Dr Cathy Quinlan leads the Melbourne Genomics Genetic Kidney Disease project. Cathy and her team are investigating whether genomic sequencing can provide a more definitive diagnosis for kidney patients and enable more personalised care.

We asked Cathy a few questions about the project.

What is your role in the project?

As project leader, I head a fantastic team of nephrologists (kidney specialists), clinical geneticists and genetic counsellors, who work together to identify and recruit adult and child patients with genetic kidney disease. Our project in Victoria is part of a larger, national renal genetics project, ‘Kidgen’, supported by the Australian Genomics Health Alliance.

Can you tell us a bit about you?

I’m a paediatric nephrologist at The Royal Children’s Hospital (RCH) and a clinician researcher with the Murdoch Children’s Research Institute (MCRI) and The University of Melbourne. I’ve been based at the Melbourne Children’s Campus since 2013. (The term, ‘Melbourne Children’s Campus’ refers to RCH, MCRI and the University of Melbourne Department of Paediatrics, which are all co-located at the RCH site.)

Originally, I’m from Ireland, where I graduated from University College Dublin. I completed clinical training at the Children's University Hospital in Dublin, and at London’s Great Ormond Street Hospital.

In 2015, I established the first multi-disciplinary renal genetics service at RCH supported by a grant from The Royal Children’s Hospital Foundation.

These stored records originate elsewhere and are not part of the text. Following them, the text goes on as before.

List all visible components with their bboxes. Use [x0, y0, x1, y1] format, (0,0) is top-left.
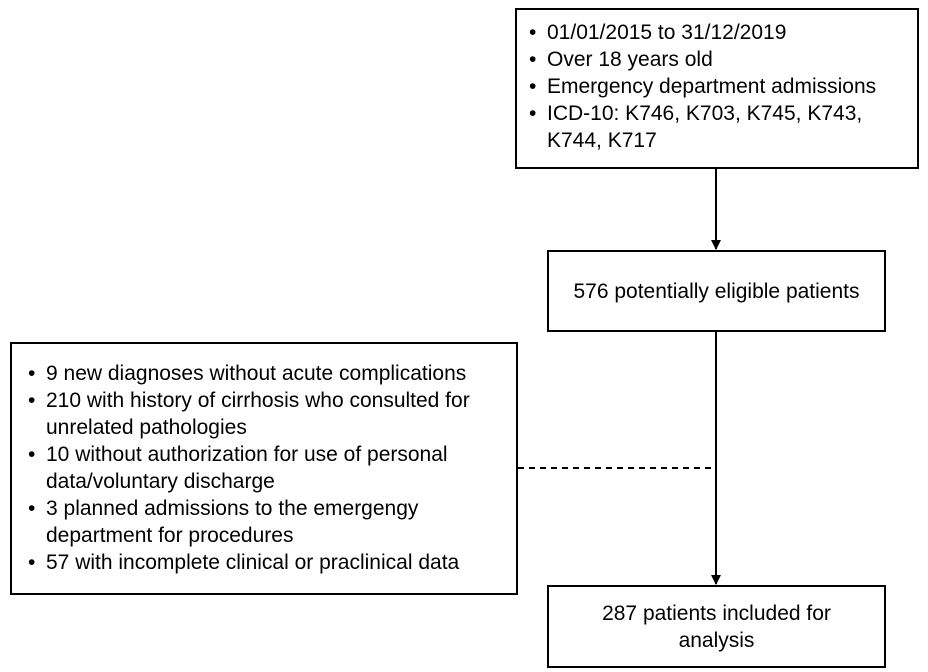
- included-patients-label: 287 patients included for analysis: [602, 601, 831, 652]
- exclusion-item-planned-admissions: • 3 planned admissions to the emergengy department for procedures: [28, 495, 506, 549]
- criteria-item-icd10: • ICD-10: K746, K703, K745, K743, K744, K717: [529, 100, 907, 154]
- exclusion-item-no-authorization: • 10 without authorization for use of personal data/voluntary discharge: [28, 441, 506, 495]
- exclusion-criteria-box: [10, 342, 518, 595]
- exclusion-item-unrelated-pathologies: • 210 with history of cirrhosis who consulted for unrelated pathologies: [28, 387, 506, 441]
- inclusion-criteria-box: [515, 8, 919, 169]
- criteria-item-date-range: • 01/01/2015 to 31/12/2019: [529, 19, 907, 46]
- included-patients-box: [547, 585, 886, 668]
- criteria-item-age: • Over 18 years old: [529, 46, 907, 73]
- exclusion-list: [28, 360, 506, 576]
- criteria-item-admissions: • Emergency department admissions: [529, 73, 907, 100]
- exclusion-item-new-diagnoses: • 9 new diagnoses without acute complications: [28, 360, 506, 387]
- exclusion-item-incomplete-data: • 57 with incomplete clinical or praclinical data: [28, 549, 506, 576]
- inclusion-criteria-list: [529, 19, 907, 154]
- eligible-patients-label: 576 potentially eligible patients: [573, 279, 860, 303]
- eligible-patients-box: [547, 250, 886, 332]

What is genetic kidney disease?

There are many causes of kidney disease, including diabetes and high blood pressure, as well as inherited causes.

Genetic kidney disease affects at least three per cent of the Australian population. About 40 per cent of children and 20 per cent of adults with genetic kidney disease will require dialysis or kidney transplantation. Dialysis is now the most common single reason for hospital care in Australia.

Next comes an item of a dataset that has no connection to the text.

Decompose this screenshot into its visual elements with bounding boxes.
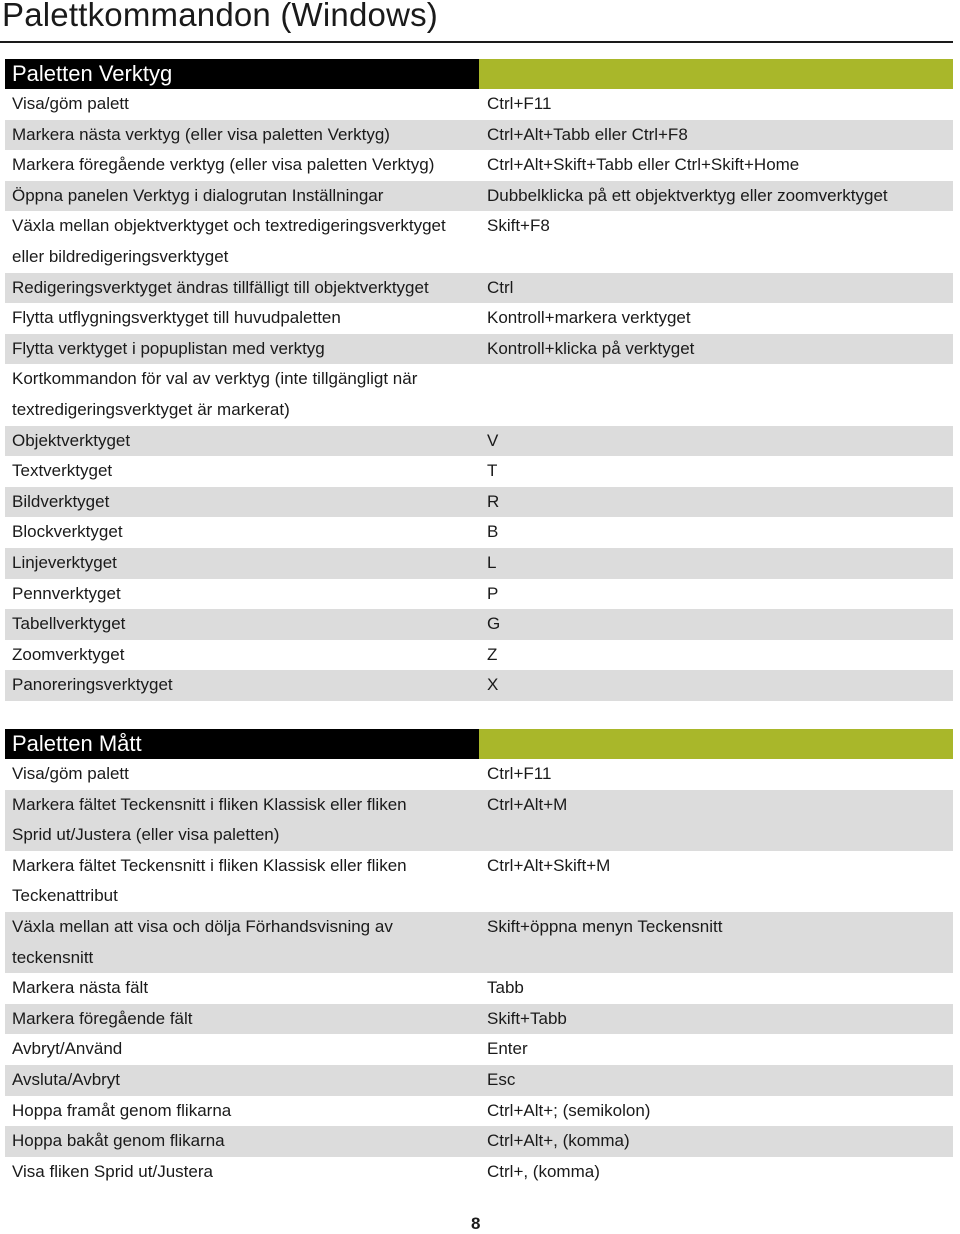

Our kidneys play a vital role in removing waste products and excess fluid from the body. If the kidneys fail, then dialysis or transplant are the only options. People with chronic kidney disease also have two to three times the risk of death from heart disease.

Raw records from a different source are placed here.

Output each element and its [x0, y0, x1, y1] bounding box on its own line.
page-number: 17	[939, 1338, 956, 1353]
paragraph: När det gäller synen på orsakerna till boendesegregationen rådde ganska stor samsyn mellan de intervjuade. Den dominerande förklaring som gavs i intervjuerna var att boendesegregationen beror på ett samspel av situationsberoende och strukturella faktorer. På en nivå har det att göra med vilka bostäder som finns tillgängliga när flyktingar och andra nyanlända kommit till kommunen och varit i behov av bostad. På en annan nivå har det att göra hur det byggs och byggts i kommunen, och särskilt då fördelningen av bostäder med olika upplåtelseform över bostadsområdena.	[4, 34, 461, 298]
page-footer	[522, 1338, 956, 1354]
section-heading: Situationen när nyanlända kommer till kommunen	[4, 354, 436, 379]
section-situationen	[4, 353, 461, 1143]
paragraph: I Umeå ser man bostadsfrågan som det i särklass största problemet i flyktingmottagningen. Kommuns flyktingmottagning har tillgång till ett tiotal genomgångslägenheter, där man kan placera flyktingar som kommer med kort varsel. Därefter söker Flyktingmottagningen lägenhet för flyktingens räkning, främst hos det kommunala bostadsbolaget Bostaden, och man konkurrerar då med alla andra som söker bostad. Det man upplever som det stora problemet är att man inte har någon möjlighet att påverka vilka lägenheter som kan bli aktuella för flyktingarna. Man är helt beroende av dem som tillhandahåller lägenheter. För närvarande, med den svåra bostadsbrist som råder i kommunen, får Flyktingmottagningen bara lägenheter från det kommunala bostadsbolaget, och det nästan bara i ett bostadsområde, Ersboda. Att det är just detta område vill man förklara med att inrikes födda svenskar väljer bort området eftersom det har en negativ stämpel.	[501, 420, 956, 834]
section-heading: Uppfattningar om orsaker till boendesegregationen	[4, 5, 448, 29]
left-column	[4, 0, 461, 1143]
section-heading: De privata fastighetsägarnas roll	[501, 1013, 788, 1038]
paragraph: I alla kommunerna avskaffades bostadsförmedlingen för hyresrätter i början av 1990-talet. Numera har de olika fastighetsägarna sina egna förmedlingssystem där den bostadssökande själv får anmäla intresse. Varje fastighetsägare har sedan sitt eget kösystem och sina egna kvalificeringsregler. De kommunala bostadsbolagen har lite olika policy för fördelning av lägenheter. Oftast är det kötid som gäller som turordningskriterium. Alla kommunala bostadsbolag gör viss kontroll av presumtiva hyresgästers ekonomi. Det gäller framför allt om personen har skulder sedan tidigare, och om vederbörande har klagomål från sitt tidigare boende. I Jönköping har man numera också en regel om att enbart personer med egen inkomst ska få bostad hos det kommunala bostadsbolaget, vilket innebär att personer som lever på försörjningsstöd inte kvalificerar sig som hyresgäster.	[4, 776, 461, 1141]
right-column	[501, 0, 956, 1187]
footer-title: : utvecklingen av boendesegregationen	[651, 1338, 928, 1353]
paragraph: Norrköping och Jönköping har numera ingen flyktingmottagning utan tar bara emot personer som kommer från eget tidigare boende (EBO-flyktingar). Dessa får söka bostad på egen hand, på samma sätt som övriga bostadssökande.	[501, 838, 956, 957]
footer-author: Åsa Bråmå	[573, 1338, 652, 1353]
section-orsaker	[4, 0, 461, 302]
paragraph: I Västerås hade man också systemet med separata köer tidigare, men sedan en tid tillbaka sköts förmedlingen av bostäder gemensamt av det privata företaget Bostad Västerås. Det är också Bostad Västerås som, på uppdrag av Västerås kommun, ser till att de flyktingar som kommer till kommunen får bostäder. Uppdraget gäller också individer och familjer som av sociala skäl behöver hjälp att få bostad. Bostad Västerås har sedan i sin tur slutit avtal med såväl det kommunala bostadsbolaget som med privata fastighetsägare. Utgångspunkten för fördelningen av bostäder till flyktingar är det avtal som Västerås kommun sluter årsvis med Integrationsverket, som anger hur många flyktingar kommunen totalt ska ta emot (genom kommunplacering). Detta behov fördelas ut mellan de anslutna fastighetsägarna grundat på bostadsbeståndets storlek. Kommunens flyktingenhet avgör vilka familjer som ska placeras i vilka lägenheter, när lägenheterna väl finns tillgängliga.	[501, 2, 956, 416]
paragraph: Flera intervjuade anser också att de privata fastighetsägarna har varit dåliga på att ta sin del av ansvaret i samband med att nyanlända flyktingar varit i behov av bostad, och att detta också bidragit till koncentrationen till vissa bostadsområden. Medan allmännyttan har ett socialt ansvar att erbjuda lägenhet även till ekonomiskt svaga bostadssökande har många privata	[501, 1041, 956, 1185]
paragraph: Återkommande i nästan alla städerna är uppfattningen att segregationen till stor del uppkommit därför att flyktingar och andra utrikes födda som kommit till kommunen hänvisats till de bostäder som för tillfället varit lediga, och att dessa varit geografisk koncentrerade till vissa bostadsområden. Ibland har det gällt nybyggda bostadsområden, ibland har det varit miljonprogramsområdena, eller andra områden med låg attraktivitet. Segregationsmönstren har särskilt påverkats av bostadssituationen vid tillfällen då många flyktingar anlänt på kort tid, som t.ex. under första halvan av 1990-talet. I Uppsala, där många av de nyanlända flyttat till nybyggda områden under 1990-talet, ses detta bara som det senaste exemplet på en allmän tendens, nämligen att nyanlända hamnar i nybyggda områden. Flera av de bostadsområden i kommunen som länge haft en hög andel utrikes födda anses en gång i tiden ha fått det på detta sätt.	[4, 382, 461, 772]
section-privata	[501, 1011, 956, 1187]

However, kidney disease is treatable, especially if detected early. About 1.7 million Australians have some indication of chronic kidney disease, but only 10 per cent of those with the condition know they have it. If it is identified early enough, then progression of the disease can be slowed.

What does your project hope to achieve?

Our project aims to determine the usefulness of genomic testing for kidney disease. To do this, we are collating demographic, phenotypic, management, health economic, quality of life and genomic data on 200 patients across four sites in Melbourne: Austin Health, The Royal Melbourne Hospital, Monash Health and The Royal Children’s Hospital.

We hope to determine which patients will benefit from genomic testing and collect data to support our hypothesis that such testing would have advantages for patients – paving the way to preventative treatment, family screening and reducing the burden of treatment.

What excites you about this work?

When I started the RCH Renal Genetics service, I discovered the immense value that a diagnosis can make to families. I realised that naming the disease was an important step towards acceptance and coping for patients and families. I also discovered that many patients had been previously mislabelled and that for some, getting an accurate diagnosis enabled appropriate and preventative treatment, family screening and family planning.

While I love the time spent with patients and relish the intellectual challenge of renal genetics, I get the most enjoyment from working within a dedicated, diverse and interesting team. I am constantly stretched to learn new skills and am fortunate to have made many new friends through renal genetics who make me excited to come to work each day.